Regex loop parsing with negative word lookahead

Question 1

Try the below one. I have used ?: to avoid few of the group capturing from your regex. Also, added a positive lookahead (?=\d{4}-|$) to see whether there is any \d\d\d\d- format is available at next or its the end of line. You can change this into your pattern if you want(i mean make it into yyyy-mm-dd format).

string.scan(/((?:\d{4}-\d{2}-\d{2}\s+\d{2}\:\d{2}\:\d{2}\s+[AP][M])\:\s(?:.*?)\:.*?)(?=\d{4}-|$)/) {|match| puts match}

Output:

2014-03-29 10:29:24 AM: John Doe: Hey dude how are you feeling 
2014-03-29 10:30:39 AM: Billy: Hey Doe, Im feeling better now. 
2014-03-29 10:30:58 AM: Billy: Yup

Question 2

You can match all until a specific "word" like this, example with the word "2014":

(?>[^2]+|2(?!014))*

The same with an unknow year (four digits):

(?>[^0-9]+|[0-9](?![0-9]{3}-))*

An other way is to split the string with a lookahead:

string.split(/(?=\d{4}-\d{2}-\d{2}\s+\d{2}:\d{2}:\d{2}\s+[AP][M]:)/)

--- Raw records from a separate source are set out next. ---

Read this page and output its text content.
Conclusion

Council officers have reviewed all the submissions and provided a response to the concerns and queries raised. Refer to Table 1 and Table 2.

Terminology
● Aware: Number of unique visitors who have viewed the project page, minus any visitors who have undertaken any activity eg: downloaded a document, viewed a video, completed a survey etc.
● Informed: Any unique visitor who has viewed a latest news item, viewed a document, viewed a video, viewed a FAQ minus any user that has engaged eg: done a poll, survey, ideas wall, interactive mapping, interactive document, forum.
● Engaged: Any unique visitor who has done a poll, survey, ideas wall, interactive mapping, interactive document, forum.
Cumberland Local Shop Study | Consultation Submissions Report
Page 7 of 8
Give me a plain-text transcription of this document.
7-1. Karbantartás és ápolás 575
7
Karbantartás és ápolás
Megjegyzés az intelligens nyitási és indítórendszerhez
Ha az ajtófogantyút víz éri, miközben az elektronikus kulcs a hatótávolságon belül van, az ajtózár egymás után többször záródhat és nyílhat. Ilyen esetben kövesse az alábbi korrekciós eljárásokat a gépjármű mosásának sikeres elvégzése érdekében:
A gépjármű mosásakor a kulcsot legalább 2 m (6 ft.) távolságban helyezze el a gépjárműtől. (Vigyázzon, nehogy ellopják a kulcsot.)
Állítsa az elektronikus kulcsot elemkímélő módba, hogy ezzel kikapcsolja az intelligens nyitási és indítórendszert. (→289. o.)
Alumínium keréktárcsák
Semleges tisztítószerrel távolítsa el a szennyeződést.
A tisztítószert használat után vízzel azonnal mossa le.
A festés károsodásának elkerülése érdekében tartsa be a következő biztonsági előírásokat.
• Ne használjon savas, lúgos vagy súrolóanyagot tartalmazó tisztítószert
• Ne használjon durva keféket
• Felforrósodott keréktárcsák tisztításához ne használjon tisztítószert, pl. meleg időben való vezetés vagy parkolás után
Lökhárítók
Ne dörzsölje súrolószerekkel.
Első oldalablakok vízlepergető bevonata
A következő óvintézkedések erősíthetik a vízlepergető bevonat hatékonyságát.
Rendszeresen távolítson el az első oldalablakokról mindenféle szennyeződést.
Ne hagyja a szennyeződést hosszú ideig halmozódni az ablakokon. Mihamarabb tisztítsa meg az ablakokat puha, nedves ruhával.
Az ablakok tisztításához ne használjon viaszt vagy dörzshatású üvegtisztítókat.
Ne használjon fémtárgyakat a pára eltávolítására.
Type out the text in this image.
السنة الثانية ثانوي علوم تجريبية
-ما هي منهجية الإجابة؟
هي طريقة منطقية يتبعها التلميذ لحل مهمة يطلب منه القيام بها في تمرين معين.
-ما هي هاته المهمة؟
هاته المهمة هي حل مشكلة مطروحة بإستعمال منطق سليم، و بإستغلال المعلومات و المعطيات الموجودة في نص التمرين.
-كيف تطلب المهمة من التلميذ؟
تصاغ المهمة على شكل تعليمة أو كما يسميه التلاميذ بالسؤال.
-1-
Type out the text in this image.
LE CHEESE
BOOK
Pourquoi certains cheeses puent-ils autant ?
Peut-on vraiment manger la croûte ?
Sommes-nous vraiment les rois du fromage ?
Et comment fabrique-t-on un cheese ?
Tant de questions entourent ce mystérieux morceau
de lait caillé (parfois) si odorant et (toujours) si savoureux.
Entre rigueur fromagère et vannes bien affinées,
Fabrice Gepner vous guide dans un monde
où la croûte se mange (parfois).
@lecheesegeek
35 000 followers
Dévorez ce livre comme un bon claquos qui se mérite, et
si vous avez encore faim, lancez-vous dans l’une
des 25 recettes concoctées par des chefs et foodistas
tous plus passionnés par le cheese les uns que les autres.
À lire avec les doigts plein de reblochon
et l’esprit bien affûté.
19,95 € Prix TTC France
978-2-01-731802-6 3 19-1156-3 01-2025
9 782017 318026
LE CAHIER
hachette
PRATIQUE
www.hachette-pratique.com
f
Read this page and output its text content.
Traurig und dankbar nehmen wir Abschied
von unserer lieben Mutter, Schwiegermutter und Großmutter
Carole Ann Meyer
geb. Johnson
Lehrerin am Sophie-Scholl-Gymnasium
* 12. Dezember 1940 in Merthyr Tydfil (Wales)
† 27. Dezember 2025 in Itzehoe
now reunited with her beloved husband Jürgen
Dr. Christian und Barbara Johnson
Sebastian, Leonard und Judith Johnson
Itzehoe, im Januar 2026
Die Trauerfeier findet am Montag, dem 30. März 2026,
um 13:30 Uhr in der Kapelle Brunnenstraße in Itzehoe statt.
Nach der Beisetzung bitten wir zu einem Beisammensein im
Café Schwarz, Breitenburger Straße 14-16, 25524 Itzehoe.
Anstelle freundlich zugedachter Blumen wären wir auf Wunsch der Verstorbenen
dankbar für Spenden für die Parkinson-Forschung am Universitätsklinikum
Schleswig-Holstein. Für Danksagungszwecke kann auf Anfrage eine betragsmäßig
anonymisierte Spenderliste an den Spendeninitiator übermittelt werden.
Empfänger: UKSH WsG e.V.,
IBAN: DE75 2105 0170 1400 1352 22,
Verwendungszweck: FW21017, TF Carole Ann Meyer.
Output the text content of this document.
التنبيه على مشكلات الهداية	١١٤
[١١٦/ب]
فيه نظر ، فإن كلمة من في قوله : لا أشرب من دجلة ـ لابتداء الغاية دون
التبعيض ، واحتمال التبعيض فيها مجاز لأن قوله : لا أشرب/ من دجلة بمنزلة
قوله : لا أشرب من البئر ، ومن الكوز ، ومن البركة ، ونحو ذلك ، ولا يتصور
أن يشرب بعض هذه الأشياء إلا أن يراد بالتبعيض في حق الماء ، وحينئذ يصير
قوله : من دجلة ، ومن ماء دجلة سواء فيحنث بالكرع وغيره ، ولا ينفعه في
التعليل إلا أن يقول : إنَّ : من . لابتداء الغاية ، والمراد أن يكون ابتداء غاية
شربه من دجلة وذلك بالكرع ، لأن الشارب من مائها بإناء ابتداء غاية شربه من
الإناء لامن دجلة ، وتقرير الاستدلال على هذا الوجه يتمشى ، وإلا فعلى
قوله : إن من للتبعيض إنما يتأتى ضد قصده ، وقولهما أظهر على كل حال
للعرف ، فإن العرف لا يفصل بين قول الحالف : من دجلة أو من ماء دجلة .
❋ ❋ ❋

Note: for these three patterns, you can choose how you want to be specific with the length and the precision of the subpattern inside the lookahead assertion.

Question 3

Character classes don't work like this.

[^\d{4}]*

Meaning:

^    -  Negative class, so -
\d   -  Not digit 0-9
{    -  Not '{'
4    -  Not '4'
}    -  Not '}'

And, the class optionally matches this set many times.
Therefore, it stops, and won't match a number Not digit 0-9

Match until a 4 digit word could also be like this

 (                             # (1 start)
      (                             # (2 start)
           \d{4} - \d{2} - \d{2} 
           \s+ 
           \d{2} \: \d{2} \: \d{2} 
           \s+ 
           [AP] [M] 
      )                             # (2 end)
      \: \s 
      ( .*? )                       # (3)
      \: \s 
      (                             # (4 start)
           (?:
                (?! \d{4} )              # Not 4 digits ahead of this character
                .                        # Ok, match the character
           )*
      )                             # (4 end)
 )                             # (1 end)